Angola LNG to Charter Out Tankers After Pipe Rupture
Angola's new liquefied natural gas (LNG) export project aims to charter out its entire tanker fleet for at least a couple of months after a major rupture on a flare line crippled output at the $10 billion plant last month.
The project partners led by U.S. oil major Chevron have approached shipbrokers to charter out all seven LNG carriers dedicated to Angola's liquefaction facility, three sources said.
One of the tankers has already been chartered to a shipper and is due to load a cargo in Nigeria soon.
"The other ships are currently being discussed ... some of the charters being discussed are at least until July or August," one of the sources said.
Another source said Angola LNG had expressed interest in locking in any charters that become available.

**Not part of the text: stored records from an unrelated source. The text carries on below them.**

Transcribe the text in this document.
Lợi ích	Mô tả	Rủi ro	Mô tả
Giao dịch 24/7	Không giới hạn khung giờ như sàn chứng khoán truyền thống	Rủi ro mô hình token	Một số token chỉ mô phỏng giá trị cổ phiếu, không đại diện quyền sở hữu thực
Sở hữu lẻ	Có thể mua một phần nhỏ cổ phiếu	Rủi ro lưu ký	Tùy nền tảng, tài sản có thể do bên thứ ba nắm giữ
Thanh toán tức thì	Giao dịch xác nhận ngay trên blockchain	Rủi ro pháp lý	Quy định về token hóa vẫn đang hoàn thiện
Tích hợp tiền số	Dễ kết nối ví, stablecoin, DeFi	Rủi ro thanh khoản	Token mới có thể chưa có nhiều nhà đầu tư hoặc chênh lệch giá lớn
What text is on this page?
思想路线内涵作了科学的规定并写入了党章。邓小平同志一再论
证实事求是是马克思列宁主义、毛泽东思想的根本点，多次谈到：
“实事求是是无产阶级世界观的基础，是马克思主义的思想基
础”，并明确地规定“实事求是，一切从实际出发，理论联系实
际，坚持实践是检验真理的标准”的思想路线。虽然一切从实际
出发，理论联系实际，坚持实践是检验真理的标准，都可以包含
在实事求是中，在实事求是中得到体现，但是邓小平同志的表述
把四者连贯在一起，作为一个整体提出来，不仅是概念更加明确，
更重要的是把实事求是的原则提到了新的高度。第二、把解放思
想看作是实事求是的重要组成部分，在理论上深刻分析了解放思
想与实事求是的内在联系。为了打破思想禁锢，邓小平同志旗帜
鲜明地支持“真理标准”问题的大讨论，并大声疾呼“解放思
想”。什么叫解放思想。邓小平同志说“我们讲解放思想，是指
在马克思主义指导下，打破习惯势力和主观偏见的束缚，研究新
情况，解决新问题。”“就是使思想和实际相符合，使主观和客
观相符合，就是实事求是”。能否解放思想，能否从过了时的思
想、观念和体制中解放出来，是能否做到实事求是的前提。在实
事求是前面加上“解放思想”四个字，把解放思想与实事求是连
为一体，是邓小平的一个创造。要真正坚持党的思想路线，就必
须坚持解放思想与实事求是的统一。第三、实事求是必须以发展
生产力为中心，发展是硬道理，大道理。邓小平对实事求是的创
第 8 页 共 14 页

"But they have been very vague about how long they can charter out the ships," that source said.
Last month's rupture of a flare line at Angola LNG was the latest in a string of production setbacks since the plant started production in June 2013.
Operator Chevron has struggled with electrical fires, rig capsizes, pipelines leaks and operator errors at the site.

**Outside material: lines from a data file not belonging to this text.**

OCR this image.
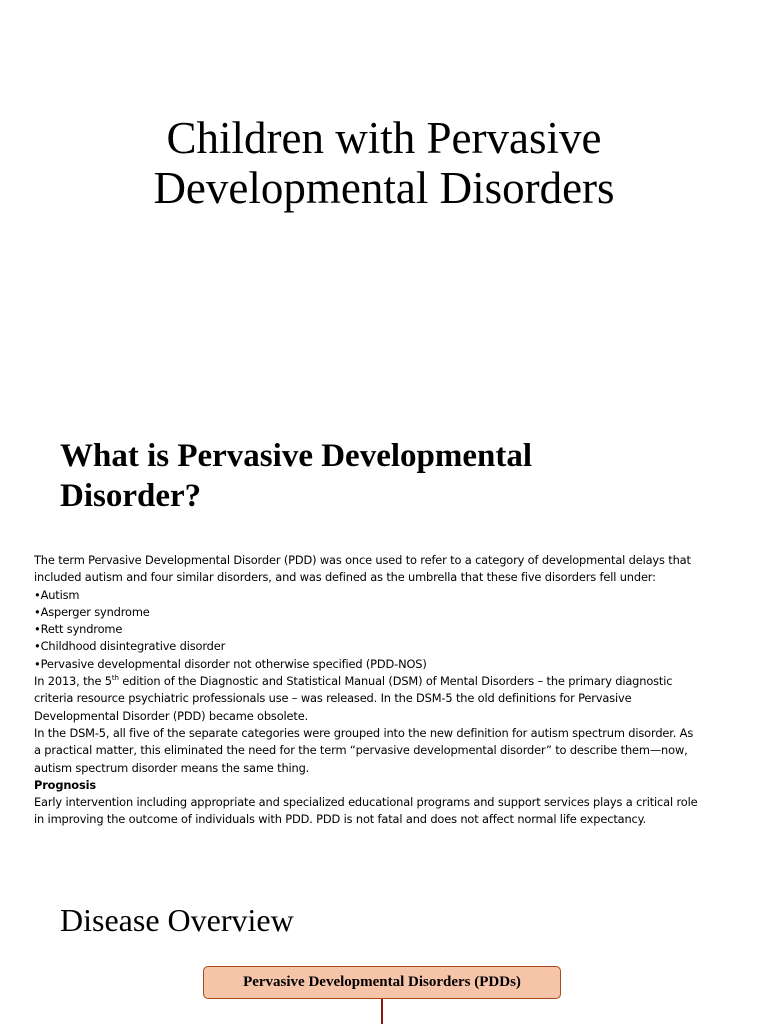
Children with Pervasive
Developmental Disorders
What is Pervasive Developmental
Disorder?
The term Pervasive Developmental Disorder (PDD) was once used to refer to a category of developmental delays that
included autism and four similar disorders, and was defined as the umbrella that these five disorders fell under:
•Autism
•Asperger syndrome
•Rett syndrome
•Childhood disintegrative disorder
•Pervasive developmental disorder not otherwise specified (PDD-NOS)
In 2013, the 5th edition of the Diagnostic and Statistical Manual (DSM) of Mental Disorders – the primary diagnostic
criteria resource psychiatric professionals use – was released. In the DSM-5 the old definitions for Pervasive
Developmental Disorder (PDD) became obsolete.
In the DSM-5, all five of the separate categories were grouped into the new definition for autism spectrum disorder. As
a practical matter, this eliminated the need for the term “pervasive developmental disorder” to describe them—now,
autism spectrum disorder means the same thing.
Prognosis
Early intervention including appropriate and specialized educational programs and support services plays a critical role
in improving the outcome of individuals with PDD. PDD is not fatal and does not affect normal life expectancy.
Disease Overview
Pervasive Developmental Disorders (PDDs)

It remains uncertain for how long the plant will remain out of service as engineers take stock of the outstanding technical challenges before repairs can begin, sources at the site said.
SHIPPING RATES IMPACT
The unexpected addition of so much new shipping capacity is pressuring already weak rental rates, a senior shipping source said.
"The day rate on round-trip vessel charters has slipped below $60,000 and the Angolan vessels are contributing to that slide ... their presence in the market is delaying any hopes of a recovery," he said.
LNG shipping rates have been declining for months due to an oversupply of ships as well as a sharp reduction in Atlantic-Pacific trade flows because of weak demand in Asia.
Chevron has a 36.4 percent share in the Angolan plant, while Angolan state oil firm Sonangol has 22.8 percent. Other stakeholders include Total, BP and ENI.